Metallisation of hydrogen

Ross’s project concerns the metallisation of hydrogen. Element number one, hydrogen, is the simplest and most abundant element in the universe. The relative abundance is reflected in the gas giant Jupiter, where under extreme pressures and temperatures, hydrogen exists in a dense metallic fluid state. In 1935, it was predicted that such a metallic state could also be realised at considerably lower temperatures, but up to now this has not been achieved.  The metallic state of hydrogen is expected to exhibit a whole host of fascinating properties at high pressure, from room temperature superconductivity, to a novel superfluid liquid ground state.  It is thus the holy grail of extreme condition science. Recent experimental progress has brought us tantalizingly close to the metallisation conditions, but the metallic state has remained elusive. Ross proposes a novel hydrogen research programme that will combine complex diamond sculpting, time resolved spectroscopy and novel fast compression techniques to extend the pressures achievable in the lab.  The project promises to resolve many outstanding questions surrounding one of the most fundamental unsolved problems in condensed matter physics: the metallisation of element one.
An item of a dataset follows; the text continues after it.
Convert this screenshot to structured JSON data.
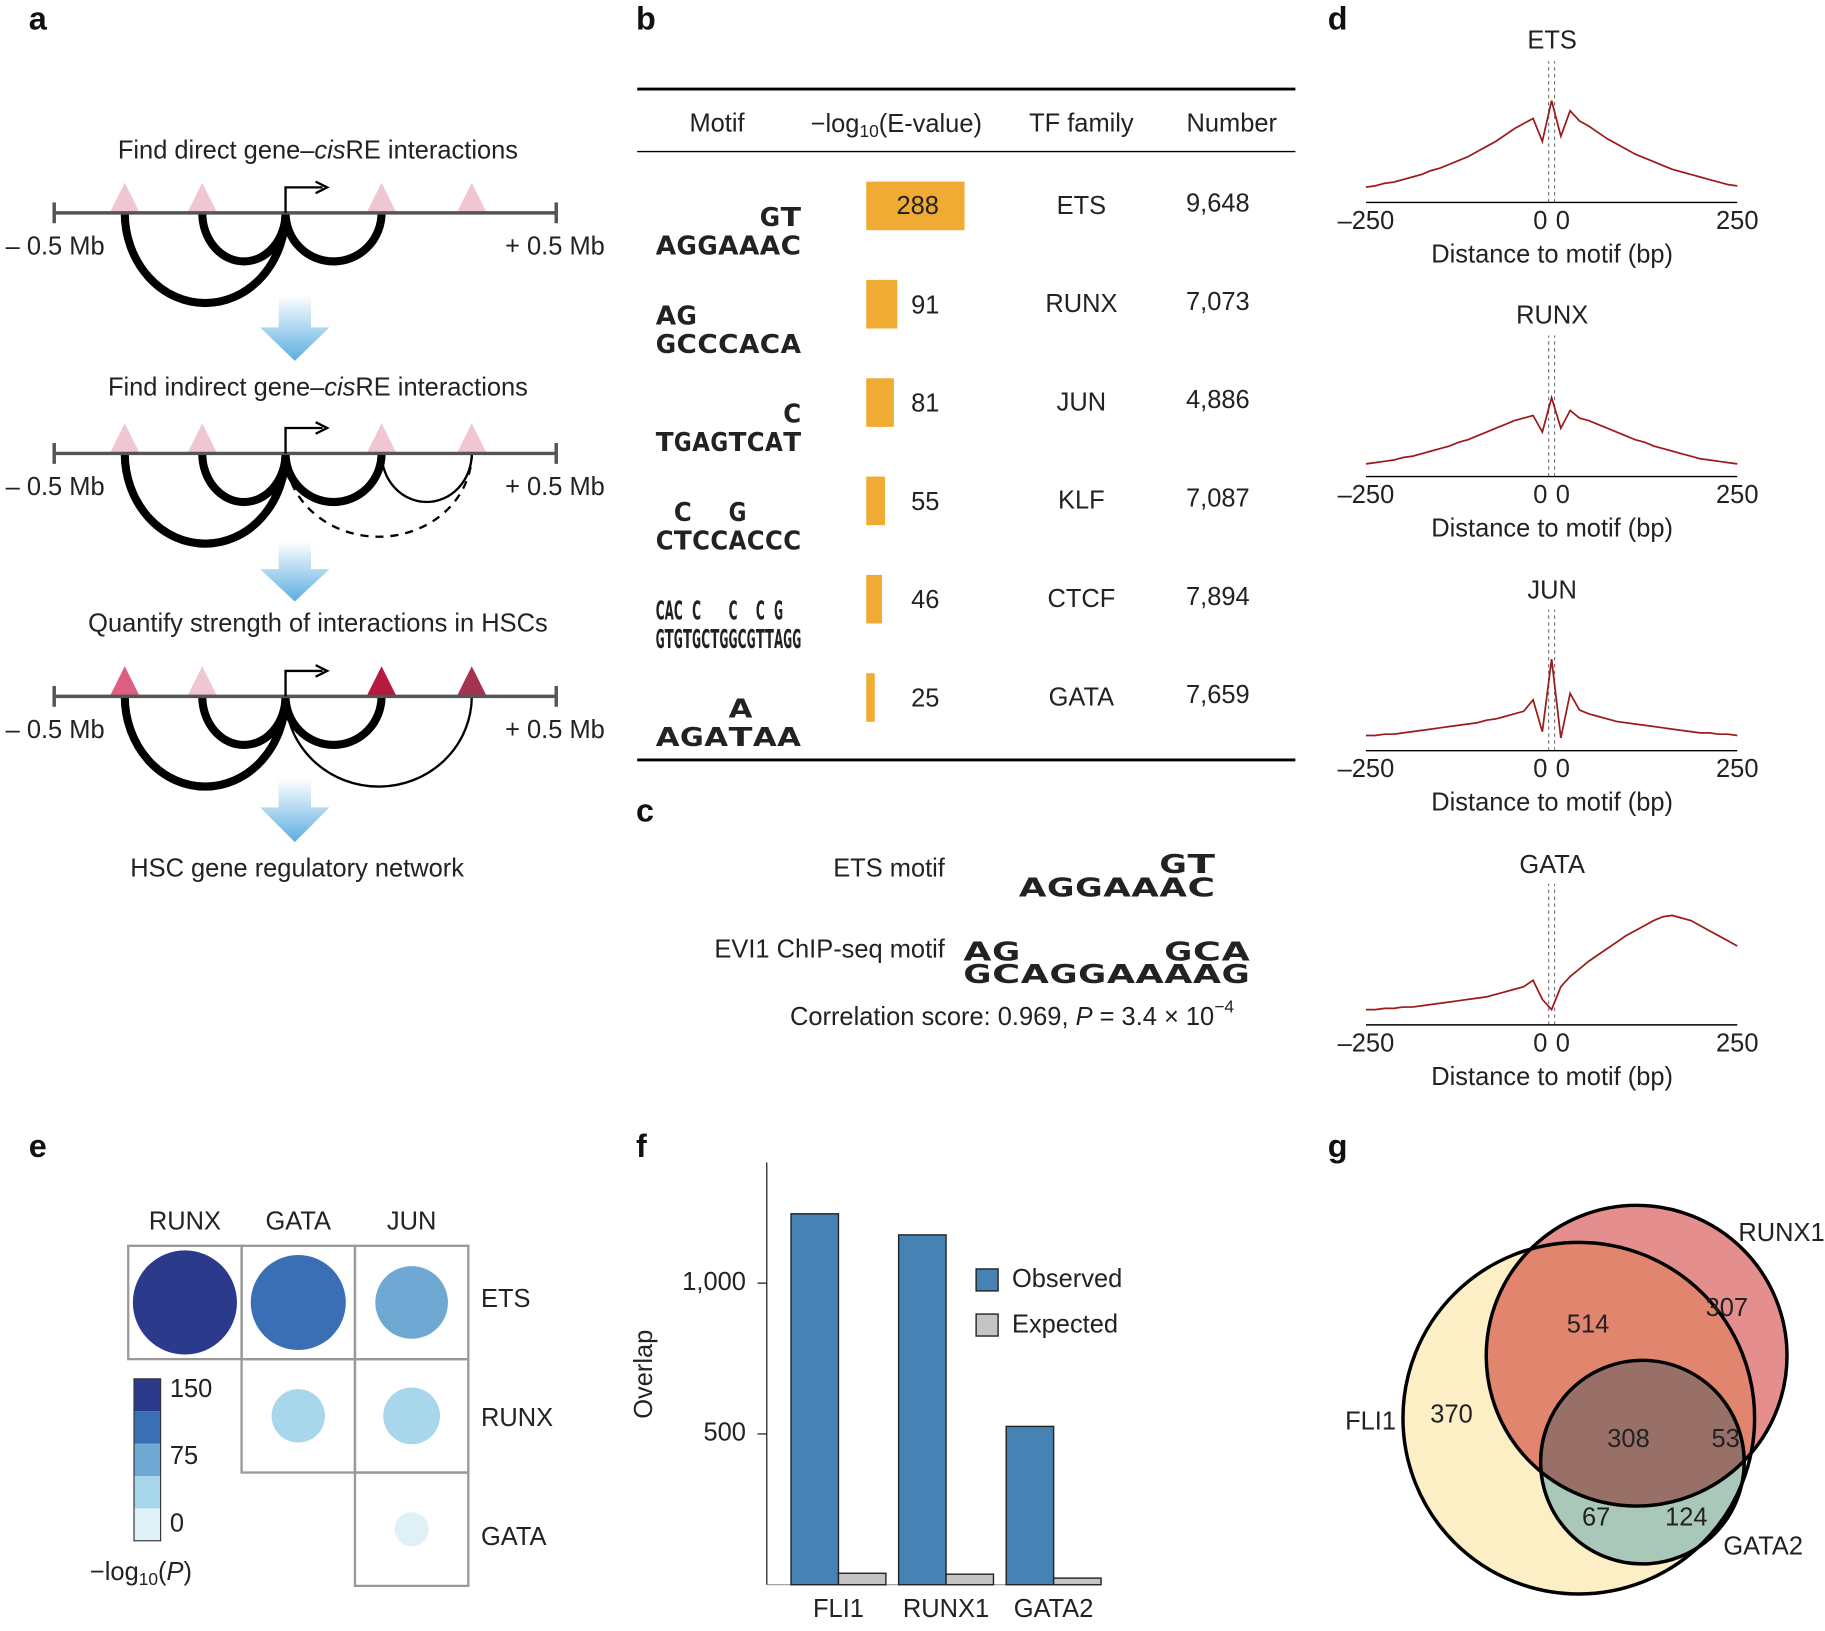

Topologically active polymers

Davide is a recently appointed Royal Society University Research Fellow. His project concerns synthetic and biological polymers: such as the ones that make every-day plastics and living cells. Most of the polymers in everyday materials have a fixed structure that cannot be changed in time. In this project, Davide proposes to shift this paradigm by considering polymers whose architecture can be modified in time via operations that cut and glue the polymers' backbone at the expense of energy.  Davide names them "topologically active polymers" (TAPs). These novel polymers may find applications in medical devices, such as hydrogels that can selectively respond to the concentration of certain proteins. Given the fundamental importance of polymer science and the ubiquity of protein-regulated topology-altering operations on DNA in vivo, this exciting bottom-up project will not only open a new area of fundamental research with potential far-reaching applications but will also shed new light into the workings of certain vitally important classes of proteins.

Both Ross Howie and Davide Michieletto are based in the School’s Institute for Condensed Matter and Complex Systems.